County surplus off 40% in 2007

The Baltimore Sun

Howard County's budget surplus is down 40 percent from the previous year's record high because of the slowing real estate market and slightly lower-than-expected income tax revenue.

But despite the decline from $38 million in fiscal 2006 to $22.7 million in fiscal 2007, which ended June 30, the surplus is sizable, and it helped Howard maintain its AAA bond rating as the county prepares to refinance $103.1 million in bond debt next week. The county's Office of Finance released the data Wednesday.

Howard's surplus is in stark contrast to Montgomery County, which is now facing a projected $400 million revenue shortfall.

"The number is an appropriate number. You want to be conservative in your projections," said County Executive Ken Ulman. The leftover funds represent about 3 percent of the county's total locally funded budget and is split between higher-than-expected revenues and lower-than-expected spending.

But with a huge debt for future retiree health benefits looming, Ulman said, "Really, in my mind, there is no surplus."

He has decided to earmark $15 million of the surplus toward next year's payment on the retiree debt, which is estimated $477 million, with the rest reserved for capital projects.

Last year's surplus became election-year fodder, as departing Executive James N. Robey, a Democrat, ran for the state Senate seat he ultimately won from Republican incumbent Sandra B. Schrader. She contended that the surplus showed Robey had raised taxes too high.

This year, with real estate cooling off, Ulman said he intends to be more cautious, though budget projections are always inexact.

"You never want to be under and come up with a shortfall. You can't be right on the last penny. To me, being slightly over is the prudent way to manage," Ulman said.

County Council Chairman Calvin Ball, an east Columbia Democrat, agreed. "This falls within what we ought to see," he said.

Greg Fox, the council's lone Republican, said he believes that reducing the county's debts, and funding major capital projects like Mount Hebron High School's renovations, should be the top priorities for the surplus - not new initiatives like "buying new recycling bins."

The pending bond sale produced glowing reports from the New York-based rating services.

Moody's Investor Service in New York reported that the value of the county's property tax base rose a whopping 70 percent since 2002, and that the county is prosperous, is attracting good jobs and has low unemployment.
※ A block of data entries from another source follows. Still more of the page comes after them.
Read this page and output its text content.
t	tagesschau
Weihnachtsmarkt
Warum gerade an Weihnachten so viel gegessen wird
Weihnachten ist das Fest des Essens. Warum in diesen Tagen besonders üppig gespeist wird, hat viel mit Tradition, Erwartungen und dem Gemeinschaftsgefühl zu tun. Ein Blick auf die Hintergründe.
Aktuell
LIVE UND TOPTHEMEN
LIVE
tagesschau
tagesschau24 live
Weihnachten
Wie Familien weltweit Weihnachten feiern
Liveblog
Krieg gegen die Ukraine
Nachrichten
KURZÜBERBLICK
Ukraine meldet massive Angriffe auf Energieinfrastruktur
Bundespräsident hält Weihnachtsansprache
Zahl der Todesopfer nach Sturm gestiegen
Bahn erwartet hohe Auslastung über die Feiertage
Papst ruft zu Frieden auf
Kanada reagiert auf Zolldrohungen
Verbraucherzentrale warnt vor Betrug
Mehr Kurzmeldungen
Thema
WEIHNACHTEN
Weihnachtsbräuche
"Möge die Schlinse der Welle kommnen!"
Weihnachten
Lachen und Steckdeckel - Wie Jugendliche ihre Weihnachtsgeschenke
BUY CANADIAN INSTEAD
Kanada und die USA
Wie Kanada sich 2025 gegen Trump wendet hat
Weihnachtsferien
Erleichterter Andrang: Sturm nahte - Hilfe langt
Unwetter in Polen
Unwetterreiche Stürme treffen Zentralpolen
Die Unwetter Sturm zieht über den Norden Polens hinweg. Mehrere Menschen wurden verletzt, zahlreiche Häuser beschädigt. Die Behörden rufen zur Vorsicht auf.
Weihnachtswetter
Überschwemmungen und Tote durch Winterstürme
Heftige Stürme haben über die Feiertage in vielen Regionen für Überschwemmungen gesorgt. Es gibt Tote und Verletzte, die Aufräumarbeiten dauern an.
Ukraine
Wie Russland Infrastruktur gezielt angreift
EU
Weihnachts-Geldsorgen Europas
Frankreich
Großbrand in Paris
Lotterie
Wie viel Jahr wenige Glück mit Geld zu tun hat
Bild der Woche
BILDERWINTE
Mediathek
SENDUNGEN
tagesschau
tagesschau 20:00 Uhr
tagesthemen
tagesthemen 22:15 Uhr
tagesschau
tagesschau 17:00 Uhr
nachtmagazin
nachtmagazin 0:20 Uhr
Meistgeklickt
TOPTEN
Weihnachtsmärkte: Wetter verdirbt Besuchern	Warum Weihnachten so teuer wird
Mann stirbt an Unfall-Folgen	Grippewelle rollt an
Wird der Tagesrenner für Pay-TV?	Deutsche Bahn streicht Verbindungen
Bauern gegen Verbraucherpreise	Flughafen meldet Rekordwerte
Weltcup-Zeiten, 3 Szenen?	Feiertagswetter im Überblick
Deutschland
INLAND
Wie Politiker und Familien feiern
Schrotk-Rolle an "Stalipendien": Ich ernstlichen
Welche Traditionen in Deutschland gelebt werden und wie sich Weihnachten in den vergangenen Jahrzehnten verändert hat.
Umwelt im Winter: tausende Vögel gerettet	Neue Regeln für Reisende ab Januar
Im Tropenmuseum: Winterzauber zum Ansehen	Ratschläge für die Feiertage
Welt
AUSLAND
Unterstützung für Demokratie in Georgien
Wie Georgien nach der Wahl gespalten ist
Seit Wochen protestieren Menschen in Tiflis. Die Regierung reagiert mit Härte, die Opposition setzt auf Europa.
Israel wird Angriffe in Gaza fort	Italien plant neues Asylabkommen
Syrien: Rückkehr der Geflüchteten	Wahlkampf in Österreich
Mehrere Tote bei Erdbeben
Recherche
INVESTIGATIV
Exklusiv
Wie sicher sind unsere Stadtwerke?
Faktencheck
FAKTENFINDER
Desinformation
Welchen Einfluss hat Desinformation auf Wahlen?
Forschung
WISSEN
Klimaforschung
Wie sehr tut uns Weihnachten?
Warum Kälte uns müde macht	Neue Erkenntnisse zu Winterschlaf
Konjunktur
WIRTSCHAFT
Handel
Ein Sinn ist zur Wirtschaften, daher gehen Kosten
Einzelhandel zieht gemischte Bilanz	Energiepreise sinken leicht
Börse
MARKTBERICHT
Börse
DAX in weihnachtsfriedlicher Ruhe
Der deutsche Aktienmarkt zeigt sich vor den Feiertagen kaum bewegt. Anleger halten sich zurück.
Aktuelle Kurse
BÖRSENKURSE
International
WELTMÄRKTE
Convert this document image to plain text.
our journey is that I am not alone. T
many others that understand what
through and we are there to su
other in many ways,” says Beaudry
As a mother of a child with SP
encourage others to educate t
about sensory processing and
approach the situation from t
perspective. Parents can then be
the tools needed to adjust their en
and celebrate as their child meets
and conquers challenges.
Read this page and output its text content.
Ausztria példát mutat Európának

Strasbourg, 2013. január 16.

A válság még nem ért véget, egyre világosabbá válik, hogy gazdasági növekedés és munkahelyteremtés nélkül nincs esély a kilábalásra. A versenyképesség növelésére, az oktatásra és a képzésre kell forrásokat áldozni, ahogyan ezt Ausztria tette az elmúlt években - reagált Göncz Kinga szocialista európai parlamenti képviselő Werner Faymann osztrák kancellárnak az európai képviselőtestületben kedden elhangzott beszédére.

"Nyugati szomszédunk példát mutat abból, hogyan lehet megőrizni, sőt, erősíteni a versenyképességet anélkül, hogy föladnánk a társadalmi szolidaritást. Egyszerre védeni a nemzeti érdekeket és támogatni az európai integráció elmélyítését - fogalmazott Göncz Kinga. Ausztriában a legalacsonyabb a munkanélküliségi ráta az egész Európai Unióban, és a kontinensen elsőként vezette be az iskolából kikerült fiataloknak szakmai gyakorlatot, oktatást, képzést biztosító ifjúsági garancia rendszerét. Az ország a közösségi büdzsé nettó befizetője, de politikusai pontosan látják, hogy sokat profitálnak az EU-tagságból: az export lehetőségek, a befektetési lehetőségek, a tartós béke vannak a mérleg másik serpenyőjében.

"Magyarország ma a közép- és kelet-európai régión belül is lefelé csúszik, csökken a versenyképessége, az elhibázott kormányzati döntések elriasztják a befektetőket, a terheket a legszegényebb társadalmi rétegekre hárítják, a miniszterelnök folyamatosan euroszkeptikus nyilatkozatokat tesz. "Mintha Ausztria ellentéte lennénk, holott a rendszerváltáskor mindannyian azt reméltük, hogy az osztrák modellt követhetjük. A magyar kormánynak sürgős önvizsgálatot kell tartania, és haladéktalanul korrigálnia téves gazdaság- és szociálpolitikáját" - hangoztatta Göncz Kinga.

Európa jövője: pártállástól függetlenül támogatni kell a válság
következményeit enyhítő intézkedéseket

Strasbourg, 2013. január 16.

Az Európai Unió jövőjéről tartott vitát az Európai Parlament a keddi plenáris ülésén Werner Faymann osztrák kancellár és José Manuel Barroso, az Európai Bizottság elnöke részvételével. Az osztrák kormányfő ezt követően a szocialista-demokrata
"When I saw that, I went, 'Wow!'" county finance director Sharon Greisz said about the increase in property values.

Greisz said the county collected about $330,000 less than expected from income tax revenues last fiscal year, and real estate recordation tax revenues were down $3.5 million. The saving grace was a $16.5 million boost in property tax revenues and $8 million in unspent funding.

"I think it shows we continue to be in good fiscal shape," Greisz said.

The county is to refinance 1998 bonds on Wednesday, Greisz said, and she expects to attract lower interest rates that will save $3.5 million in interest over the next dozen years, thanks to continuing top ratings from all three New York services - Moody's, Fitch's and Standard & Poor's. The AAA rating means investors face the lowest possible investment risk, which in turn produces lower interest rates on county bonds.

"Overall, the economic base, which is growing and diversified, is the key strength," despite problems nationally in the housing area, said Jessalyn Moro, a senior director at Fitch. Howard, she said, has a "moderate debt burden and a strong track record of financial management and performance."

Moody's analysis said the value of commercial property has increased 32 percent in the past three years, and the county gained 5,500 jobs during calendar year 2006, with more expected under the federal military base realignment program.

The report also noted "prudent management practices and policies, healthy fiscal operations and adequate financial flexibility," along with "conservative budget assumptions" and "strong revenue performance."

Slight changes in the timing of state distributions of income tax revenues may have contributed to the drop-off there, Greisz said, and the county knew real estate transaction revenues would decline, but property tax revenues and lower-than-expected spending saved the day.

"Part of it was that commercial construction went up and residential increased more than expected," she said, though the property tax estimate was less than 5 percent off. Investment interest was also higher than predicted, by $400,000.